The turbolift door opens, and we’re met by Dariel on the other side. He blinks in surprise, his jaw hanging open.
“Holy crap, it worked?” he asked, looking at the unconscious bodies in the lift.
“Never underestimate the element of surprise,” I say, marching past him.
We roll out into the corridor and through an airlock, heading into the docks. The place is a shambles after the gravity outage, but the cleanup crews are already at work. We move quick, Dariel shuffling alongside me, scowling and scratching his head. I’m sorry to say it, but I’m guessing Finian gets his brains from one of the other three sides of his family.
“Okay, explain it to me again,” Dariel says.
“This,” Zila notes, pulling off her helmet, “will be the third time.”

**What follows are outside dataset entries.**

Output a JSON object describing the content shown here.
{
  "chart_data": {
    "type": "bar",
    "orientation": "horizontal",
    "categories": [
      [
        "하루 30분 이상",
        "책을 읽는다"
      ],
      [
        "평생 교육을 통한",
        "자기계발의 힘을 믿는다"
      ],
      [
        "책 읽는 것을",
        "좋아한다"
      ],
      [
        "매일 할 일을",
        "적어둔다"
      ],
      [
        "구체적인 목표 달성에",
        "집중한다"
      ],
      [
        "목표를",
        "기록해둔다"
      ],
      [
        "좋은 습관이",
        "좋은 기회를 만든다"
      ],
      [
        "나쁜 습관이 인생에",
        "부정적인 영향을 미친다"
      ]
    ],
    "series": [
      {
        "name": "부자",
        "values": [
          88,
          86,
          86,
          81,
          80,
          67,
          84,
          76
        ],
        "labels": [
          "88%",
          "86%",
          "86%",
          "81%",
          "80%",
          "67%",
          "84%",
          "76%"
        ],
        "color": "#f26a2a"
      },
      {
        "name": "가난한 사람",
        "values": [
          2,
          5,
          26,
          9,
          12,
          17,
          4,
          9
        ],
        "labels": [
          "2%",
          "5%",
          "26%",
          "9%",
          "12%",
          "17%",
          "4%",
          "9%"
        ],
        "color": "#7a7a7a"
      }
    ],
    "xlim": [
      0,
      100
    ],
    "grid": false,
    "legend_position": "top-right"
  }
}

“I’m a lover not a thinker.” The Betraskan winks. “By the way, you got a number, I—”
“It was like Fin said,” I say. “There was no way to pull this off without getting caught. So once the GIA tried to flip Cat, I counted on it. The original plan was to snatch Bianchi’s code and get into his office. The GIA would hit the den at a time they arranged with Cat, arrest Fin, cut off our comms. They’d then alert Bianchi to our scam, and everyone could roll down to the office and catch us. If the GIA worded up Bianchi beforehand, we’d just get killed by his security teams and they’d get nothing. But catching us red-handed, the GIA would look like heroes.”